Do you have Premium? I’d really suggest looking at Custom Fields and using Tags. If you have premium for your team, you can sort any task by any field, tag, assignee, creator, due date, etc the list goes on.

We have templates for certain projects or clients (or types of issues, in your case). The template has a team member preassigned with collaborators of that task added as well. When a new task or job comes in, the team manager duplicates that task, changes the name and start date. You mentioned the creation date, but Asana does have this. It’s called start date. A task can have a start date and no end date or end and start. This task can have some custom fields too or special tags (that can be color coded). Then you can sort by those fields or tags.

I agree that Asana can be a handful to on-board. It took over a year to get our company of 10-15 people on board and some still resist it. I’d say i’m a very advanced user at this point and there’s no way i could do my job without it.
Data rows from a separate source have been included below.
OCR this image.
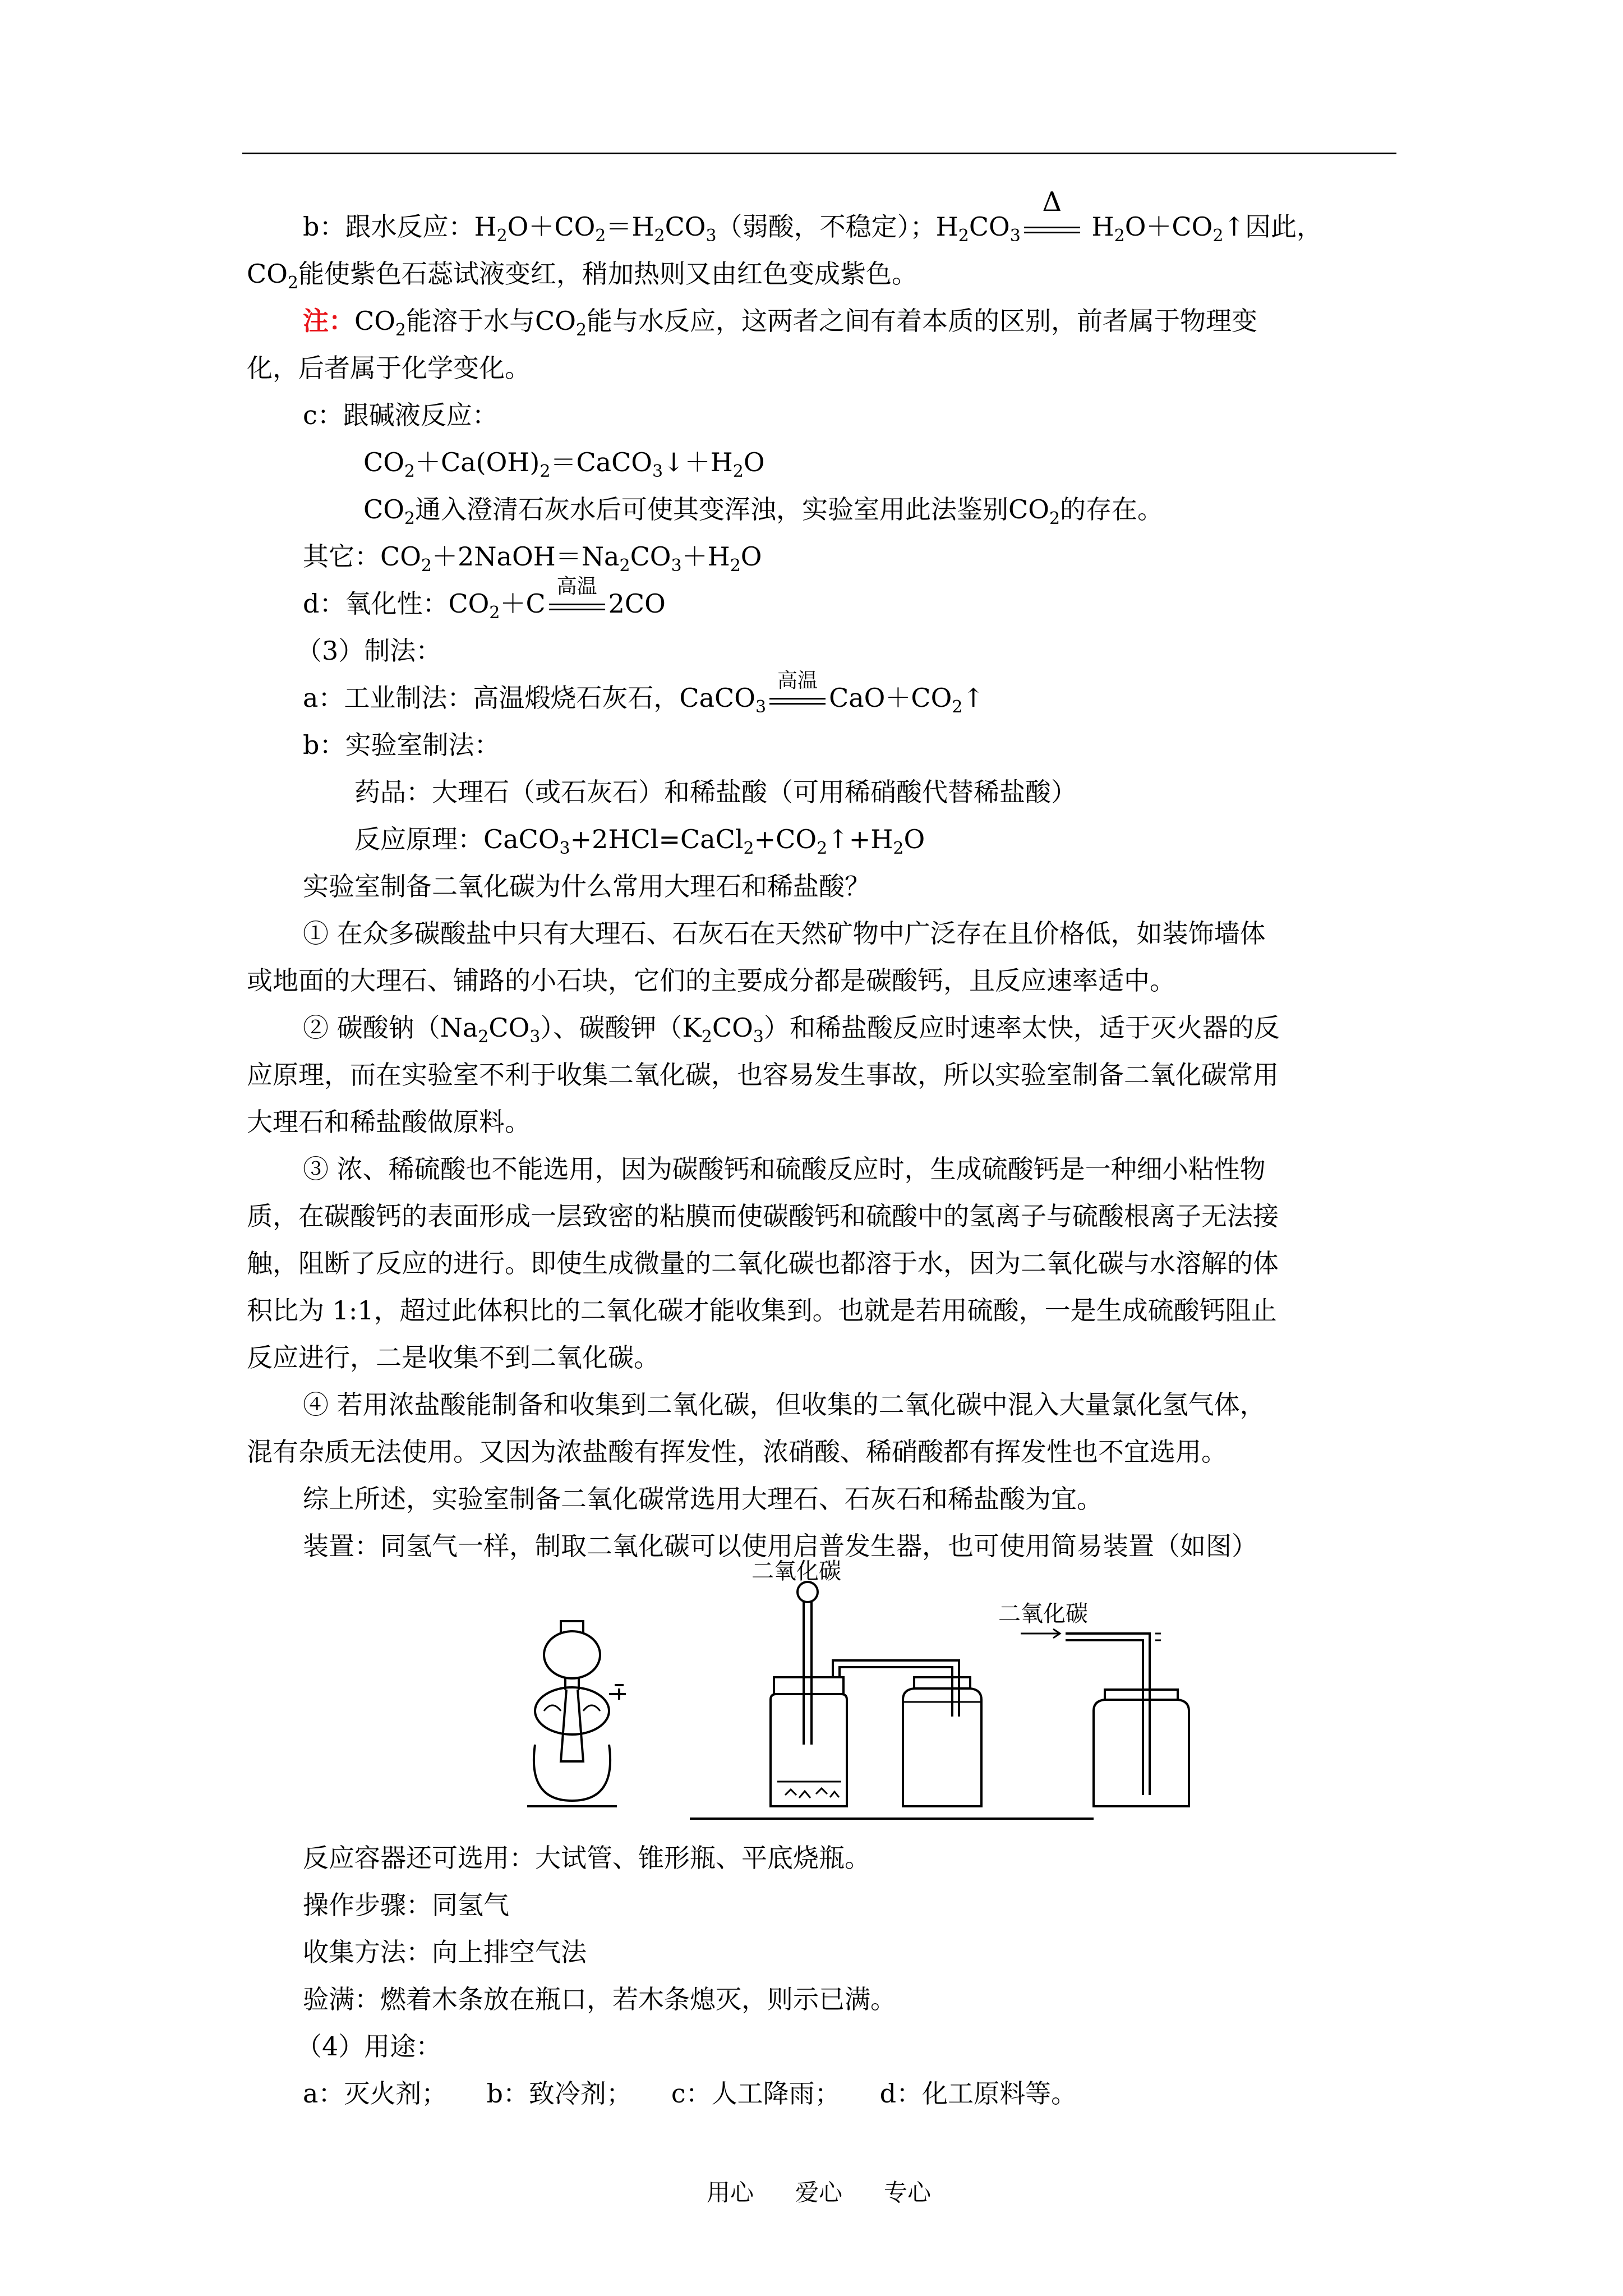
b：跟水反应：$H_2O+CO_2=H_2CO_3$（弱酸，不稳定）；$H_2CO_3$
Δ
$H_2O+CO_2↑$因此，
$CO_2$能使紫色石蕊试液变红，稍加热则又由红色变成紫色。
注：$CO_2$能溶于水与$CO_2$能与水反应，这两者之间有着本质的区别，前者属于物理变
化，后者属于化学变化。
c：跟碱液反应：
$CO_2+Ca(OH)_2=CaCO_3↓+H_2O$
$CO_2$通入澄清石灰水后可使其变浑浊，实验室用此法鉴别$CO_2$的存在。
其它：$CO_2+2NaOH=Na_2CO_3+H_2O$
d：氧化性：$CO_2+C$
高温
2CO
（3）制法：
a：工业制法：高温煅烧石灰石，CaCO$_3$
高温
$CaO+CO_2↑$
b：实验室制法：
药品：大理石（或石灰石）和稀盐酸（可用稀硝酸代替稀盐酸）
反应原理：$CaCO_3+2HCl=CaCl_2+CO_2↑+H_2O$
实验室制备二氧化碳为什么常用大理石和稀盐酸？
① 在众多碳酸盐中只有大理石、石灰石在天然矿物中广泛存在且价格低，如装饰墙体
或地面的大理石、铺路的小石块，它们的主要成分都是碳酸钙，且反应速率适中。
② 碳酸钠$(Na_2CO_3)$、碳酸钾$(K_2CO_3)$和稀盐酸反应时速率太快，适于灭火器的反
应原理，而在实验室不利于收集二氧化碳，也容易发生事故，所以实验室制备二氧化碳常用
大理石和稀盐酸做原料。
③ 浓、稀硫酸也不能选用，因为碳酸钙和硫酸反应时，生成硫酸钙是一种细小粘性物
质，在碳酸钙的表面形成一层致密的粘膜而使碳酸钙和硫酸中的氢离子与硫酸根离子无法接
触，阻断了反应的进行。即使生成微量的二氧化碳也都溶于水，因为二氧化碳与水溶解的体
积比为 1:1，超过此体积比的二氧化碳才能收集到。也就是若用硫酸，一是生成硫酸钙阻止
反应进行，二是收集不到二氧化碳。
④ 若用浓盐酸能制备和收集到二氧化碳，但收集的二氧化碳中混入大量氯化氢气体，
混有杂质无法使用。又因为浓盐酸有挥发性，浓硝酸、稀硝酸都有挥发性也不宜选用。
综上所述，实验室制备二氧化碳常选用大理石、石灰石和稀盐酸为宜。
装置：同氢气一样，制取二氧化碳可以使用启普发生器，也可使用简易装置（如图）
二氧化碳
二氧化碳
反应容器还可选用：大试管、锥形瓶、平底烧瓶。
操作步骤：同氢气
收集方法：向上排空气法
验满：燃着木条放在瓶口，若木条熄灭，则示已满。
（4）用途：
a：灭火剂； b：致冷剂； c：人工降雨； d：化工原料等。
用心 爱心 专心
For this issue, you can set up email to have it directly forward into an Asana project. For example, when that client sends you a ticketing email, you can create a forwarding system in your host email account. These emails will forward to a specific Asana project and you can input tags, assignees etc. I use this for vendors i work with outside of our Asana ecosystem but i need to interface with. I’ll BCC the email address for a given Asana project and that way, when the vendor replies it goes into that project for me to organize and create due dates and other actionable subtasks with other team members. Read up on that here Turning emails into Asana tasks | Product guide • Asana Product Guide

I’ve had similar issues like this in presentations. One way i overcome this is to have a HQ team that includes everyone at the company. That way, when it’s time to do a presentation that i’ve worked on in my own workspace, i just add that task to a project in HQ. That way, everyone in the company gets access to it right away and you don’t have to share individually or go through and add people as collaborators. And then when i’m presenting, i go to the View list and sort by order that I want to present (using some custom Sort fields) and choose “Save View For Everyone”. With that system, everyone can see exactly where i’m at.

Hi Patrick,

Thank you for taking the time to add your input in which I will look into. I personally think that a reference number (which already exists in Asana but in the URL) should be added lets say to the creation date text:

Erik Graham created task. Feb 21 (add Reference number here maybe?).
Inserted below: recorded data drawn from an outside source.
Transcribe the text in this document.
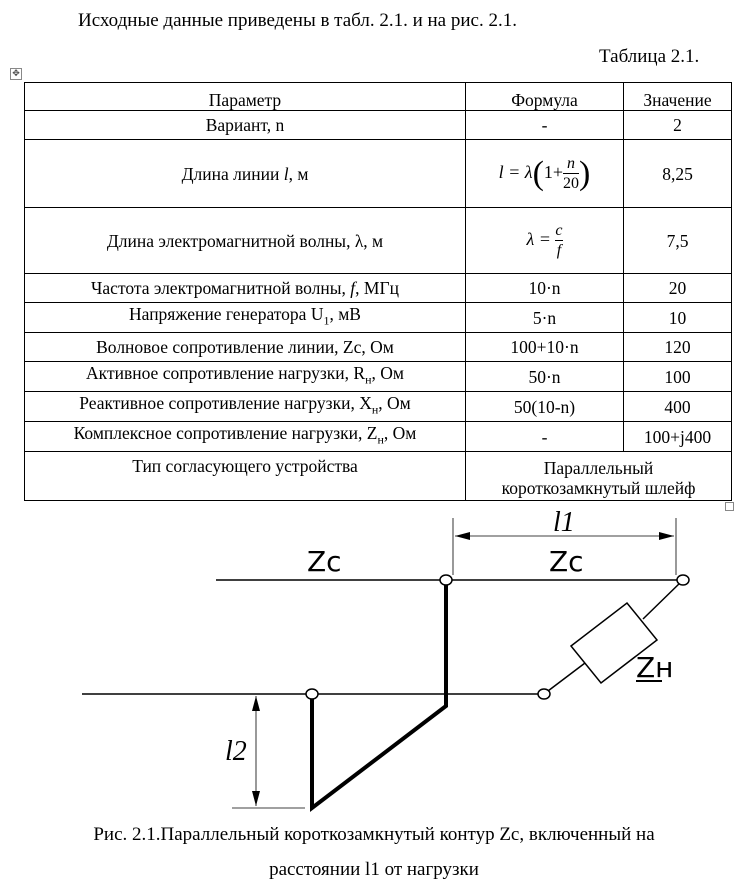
Исходные данные приведены в табл. 2.1. и на рис. 2.1.
Таблица 2.1.
✥
Параметр	Формула	Значение
Вариант, n	-	2
Длина линии l, м	$l = \lambda(1+ \frac{n}{20}$ )	8,25
Длина электромагнитной волны, λ, м	$\lambda = \frac{c}{f}$	7,5
Частота электромагнитной волны, f, МГц	10·n	20
Напряжение генератора $U_1$, мВ	5·n	10
Волновое сопротивление линии, Zc, Ом	100+10·n	120
Активное сопротивление нагрузки, $R_н$, Ом	50·n	100
Реактивное сопротивление нагрузки, $X_н$, Ом	50(10-n)	400
Комплексное сопротивление нагрузки, $Z_н$, Ом	-	100+j400
Тип согласующего устройства	Параллельный короткозамкнутый шлейф	
Zc	Zc
Zн
l1
l2
Рис. 2.1.Параллельный короткозамкнутый контур Zc, включенный на
расстоянии l1 от нагрузки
It can’t be that hard for the programmers to add this from something that is already being generated by the system. Only issue with this is that you can not search for creation date in the search box. They would have to have the reference number somewhere it could be searched.


Have you tried Zapier/ ?

Patrick I appreciate your responses but I don’t think you are quite tapping at the heart at the issue that we’re describing here. I understand that there are workarounds such as mail forwarding (we’re doing this already because of a recent Asana security update that destroyed our external clients ability to e-mail in and create tasks themselves), but that isn’t what I’m looking for out of Asana.

That’s great that there’s a creation date already added in the task, why can’t this field be displayable in the project page view? Doesn’t seem like it would be too difficult of a feature to add and would provide significant value to the project page view. Tags are also not the solution to our issue with the system, as we’re already manually adding the date to every task because Asana does not allow you to do this.
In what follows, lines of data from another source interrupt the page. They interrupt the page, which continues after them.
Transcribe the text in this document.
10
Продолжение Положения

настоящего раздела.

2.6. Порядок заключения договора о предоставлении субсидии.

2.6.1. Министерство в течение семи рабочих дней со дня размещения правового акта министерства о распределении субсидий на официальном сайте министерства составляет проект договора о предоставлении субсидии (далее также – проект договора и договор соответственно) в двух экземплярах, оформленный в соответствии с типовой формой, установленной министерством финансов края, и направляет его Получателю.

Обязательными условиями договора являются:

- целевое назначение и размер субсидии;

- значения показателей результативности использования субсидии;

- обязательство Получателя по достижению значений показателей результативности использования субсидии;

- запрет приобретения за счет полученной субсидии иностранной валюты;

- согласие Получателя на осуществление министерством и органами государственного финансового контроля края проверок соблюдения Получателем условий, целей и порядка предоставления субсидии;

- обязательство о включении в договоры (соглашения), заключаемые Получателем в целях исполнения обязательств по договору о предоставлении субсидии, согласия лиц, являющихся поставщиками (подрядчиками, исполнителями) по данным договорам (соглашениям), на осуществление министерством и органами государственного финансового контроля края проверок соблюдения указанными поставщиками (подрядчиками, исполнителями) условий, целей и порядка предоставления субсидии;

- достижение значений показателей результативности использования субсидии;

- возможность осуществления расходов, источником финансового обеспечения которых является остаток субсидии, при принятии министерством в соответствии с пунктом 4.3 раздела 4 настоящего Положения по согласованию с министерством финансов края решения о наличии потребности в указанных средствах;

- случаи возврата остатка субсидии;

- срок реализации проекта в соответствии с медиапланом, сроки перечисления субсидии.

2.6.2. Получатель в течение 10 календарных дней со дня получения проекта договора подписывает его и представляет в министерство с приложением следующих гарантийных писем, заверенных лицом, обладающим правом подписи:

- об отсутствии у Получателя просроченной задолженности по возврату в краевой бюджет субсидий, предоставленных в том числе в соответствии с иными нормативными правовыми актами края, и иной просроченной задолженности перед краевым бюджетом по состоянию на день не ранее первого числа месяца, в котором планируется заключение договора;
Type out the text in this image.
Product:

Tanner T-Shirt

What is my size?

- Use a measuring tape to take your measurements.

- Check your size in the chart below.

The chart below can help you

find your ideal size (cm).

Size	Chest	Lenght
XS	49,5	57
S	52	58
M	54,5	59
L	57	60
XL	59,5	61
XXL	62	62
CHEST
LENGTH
As stated, give me two things out of the system and it will make our day-to-day much easier to manage with Asana: A task ID displayable and sortable within the project page, and a creation date field displayable and sortable within the project page. We do not care about due date so much as the date the task was created, the time in which the ticket/task has been open for. That’s how our SLAs get satisfied. I’ve attached a screenshot image of the two areas of concern, hope this helps and that these features get looked at and considered by the product team.



I see what you mean. It is a fairly specific usage you require.